Afghanistan: Spring Offensive Sprung


March 13, 2006: Apparently the anticipated Taliban "spring offensive" is already under way. The number of attacks across Afghanistan soared in late February and early March by more than 20 percent. As predicted, Coalition forces that have only recently assumed operational control in the southern and southeastern areas of the country have been particularly targeted. While the attackers have had some successes, killing a number of Coalition troops, the level of casualties has not significantly increased as a result of the higher operational tempo.

President Karzai and the Minister for Tribal Affairs have called upon Afghan's tribes to take a more active role in helping to secure the frontier. While this amounts to an admission that the central government is not able to take more effective action on the country's long frontiers, especially that with Pakistan, and also strengthens the power of tribal chiefs and local warlords, if the tribes respond, the move will probably lead to greater security. While all of the tribes are very observant in matters of religion, few of them are as radical in their faith as the Taliban, and all of them harbor traditional Afghan suspicion of foreigners, even Moslem foreigners such as al Qaeda.

March 12, 2006: A roadside bomb killed four U.S. troops. The Taliban are trying to use the bombs to shut down newly built or repaired roads. These routes are leading to increased economic activity, which the Taliban see as hurting their chances for returning to power. American troops have increasingly been patrolling these roads, looking for roadside bombs or Taliban ambush forces. Some 70 foreign troops, most of them American, have been killed in Afghanistan in the past year. On average, there have been some 18,000 U.S. troops in Afghanistan over the past year. As the casualty rate in Iraq declines, the rate in Afghanistan is going up. There have been many indicators that al Qaeda is switching its efforts (people and money) from Iraq to Afghanistan. The rate of U.S. casualties is still lower in Afghanistan, but this could change this year, if losses continue to fall in Iraq, and rise in Afghanistan. Still, there are only about one tenth as many U.S. troops in Afghanistan, where there is a much larger NATO presence.

In the capital, two suicide bombs attempted to kill a senior government official, but failed.

March 12, 2006: Small groups of Taliban continue to attack police in rural parts of the country.

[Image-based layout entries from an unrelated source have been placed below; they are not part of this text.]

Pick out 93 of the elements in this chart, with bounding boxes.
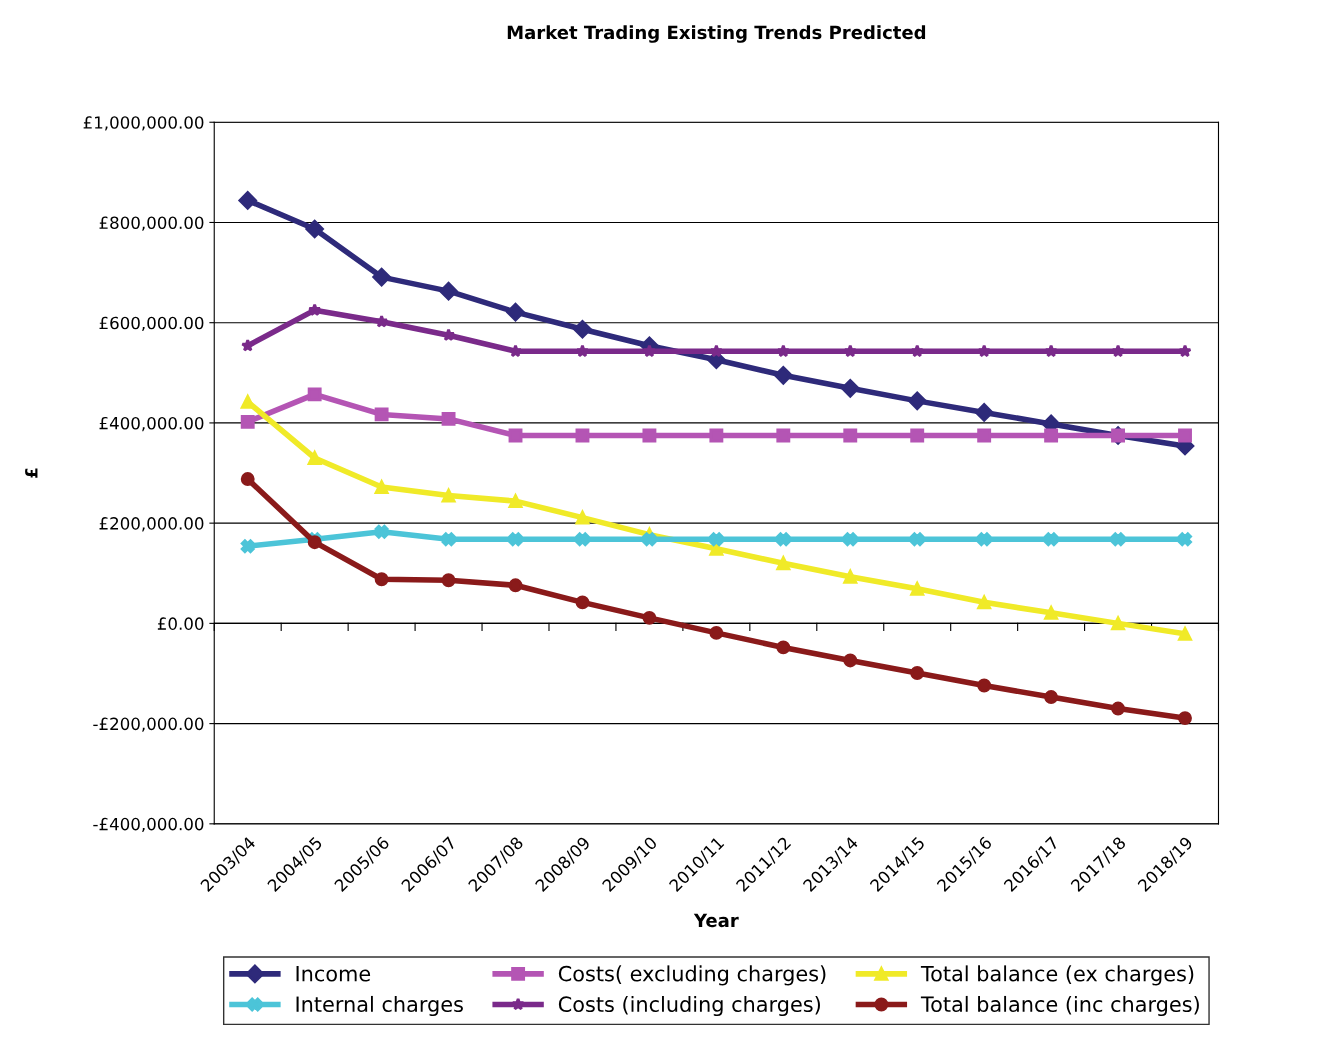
point bbox=[910, 344, 924, 358]
point bbox=[1178, 626, 1192, 641]
point bbox=[307, 451, 322, 465]
legend-label: Income bbox=[296, 965, 371, 982]
point bbox=[441, 532, 456, 547]
y-tick-label: -£400,000.00 bbox=[93, 817, 204, 833]
point bbox=[910, 428, 925, 443]
point bbox=[1178, 711, 1192, 726]
point bbox=[709, 625, 724, 640]
point bbox=[776, 344, 790, 358]
point bbox=[910, 666, 925, 680]
y-tick-label: -£200,000.00 bbox=[93, 717, 204, 732]
point bbox=[441, 488, 456, 503]
point bbox=[240, 414, 255, 429]
point bbox=[1111, 344, 1125, 358]
legend-label: Internal charges bbox=[296, 995, 463, 1017]
point bbox=[776, 556, 791, 571]
point bbox=[843, 344, 857, 358]
point bbox=[977, 595, 992, 610]
point bbox=[307, 387, 322, 402]
point bbox=[374, 407, 389, 422]
point bbox=[1178, 344, 1192, 358]
point bbox=[642, 532, 657, 547]
point bbox=[508, 428, 523, 443]
point bbox=[843, 569, 858, 584]
point bbox=[1178, 428, 1192, 443]
point bbox=[575, 510, 590, 525]
point bbox=[1178, 532, 1192, 547]
point bbox=[575, 428, 590, 443]
x-axis-title: Year bbox=[693, 913, 739, 928]
point bbox=[709, 428, 724, 443]
point bbox=[841, 379, 860, 398]
point bbox=[508, 532, 523, 547]
point bbox=[843, 532, 858, 547]
point bbox=[240, 394, 255, 409]
point bbox=[307, 303, 322, 317]
legend-label: Total balance (inc charges) bbox=[920, 995, 1199, 1017]
point bbox=[374, 480, 389, 495]
point bbox=[907, 391, 927, 411]
point bbox=[910, 581, 925, 596]
chart-title: Market Trading Existing Trends Predicted bbox=[507, 25, 926, 43]
point bbox=[575, 532, 590, 547]
point bbox=[506, 302, 525, 322]
point bbox=[305, 219, 324, 239]
y-tick-label: £600,000.00 bbox=[99, 316, 204, 331]
point bbox=[1044, 690, 1059, 704]
point bbox=[642, 428, 657, 443]
point bbox=[977, 428, 992, 443]
point bbox=[977, 532, 992, 547]
point bbox=[977, 344, 991, 358]
point bbox=[374, 572, 389, 587]
point bbox=[1044, 605, 1059, 620]
point bbox=[974, 403, 994, 422]
point bbox=[1111, 616, 1126, 631]
point bbox=[977, 678, 992, 693]
point bbox=[439, 281, 458, 301]
point bbox=[240, 472, 255, 486]
point bbox=[508, 578, 523, 593]
point bbox=[441, 411, 456, 426]
point bbox=[776, 428, 791, 443]
point bbox=[374, 524, 389, 539]
y-tick-label: £0.00 bbox=[157, 617, 204, 630]
point bbox=[241, 338, 255, 352]
point bbox=[238, 191, 257, 210]
point bbox=[843, 653, 858, 668]
y-tick-label: £800,000.00 bbox=[99, 216, 204, 231]
point bbox=[774, 366, 793, 385]
legend-label: Costs( excluding charges) bbox=[558, 965, 826, 986]
point bbox=[910, 532, 925, 547]
point bbox=[1111, 532, 1126, 547]
y-axis-title: £ bbox=[25, 468, 38, 478]
point bbox=[776, 640, 791, 655]
y-tick-label: £200,000.00 bbox=[99, 517, 204, 532]
point bbox=[843, 428, 858, 443]
point bbox=[709, 344, 724, 358]
point bbox=[575, 344, 590, 358]
y-tick-label: £400,000.00 bbox=[99, 416, 204, 432]
point bbox=[1044, 428, 1059, 443]
point bbox=[1044, 344, 1058, 358]
point bbox=[1044, 532, 1059, 547]
point bbox=[508, 494, 523, 509]
point bbox=[240, 539, 255, 554]
point bbox=[642, 610, 657, 625]
y-tick-label: £1,000,000.00 bbox=[83, 116, 204, 131]
legend-label: Costs (including charges) bbox=[558, 995, 820, 1017]
point bbox=[709, 532, 724, 547]
point bbox=[573, 319, 592, 339]
legend-label: Total balance (ex charges) bbox=[920, 965, 1194, 986]
point bbox=[372, 267, 391, 287]
point bbox=[575, 595, 590, 610]
point bbox=[441, 573, 456, 588]
point bbox=[776, 532, 791, 547]
point bbox=[1111, 701, 1126, 716]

March 11, 2006: The Taliban are stronger in Pakistan, where the Islamic conservative movement was founded in the early 1990s, and is trying to expand back into Afghanistan. Pakistan's tribal territories are also easier places for surviving al Qaeda terrorists to find refuge. The Pakistani armed forces are not as well equipped as the Americans are to patrol the mountains looking for terrorist camps, and attacking those they find. The Pakistani's don't like seeing the Pushtun tribes stirred up like this, as it only creates more problems. The Pushtun tribes have been a problem in the region for centuries. Even the British, when they ran this part of the world, were not able to stop raids, and other violence, from the Pushtun tribes. But the government of Afghanistan is largely Pushtun, and they believe they can do it. Most Afghan Taliban have made peace with the government, so the main threat is now still-hostile Taliban across the border.

March 9, 2006: While poppy (used for producing heroin) production was down 45 percent in 2005, compared to 2004, it looks to be on the rise again this year. The drug gangs are much more powerful than the Taliban or al Qaeda, and are increasingly willing to fight to defend their poppy fields. However, as was proved in Pakistan over a decade ago, a sustained military and police operation can shut down the drug gangs (when that was done in Pakistan, the drug business moved into Afghanistan).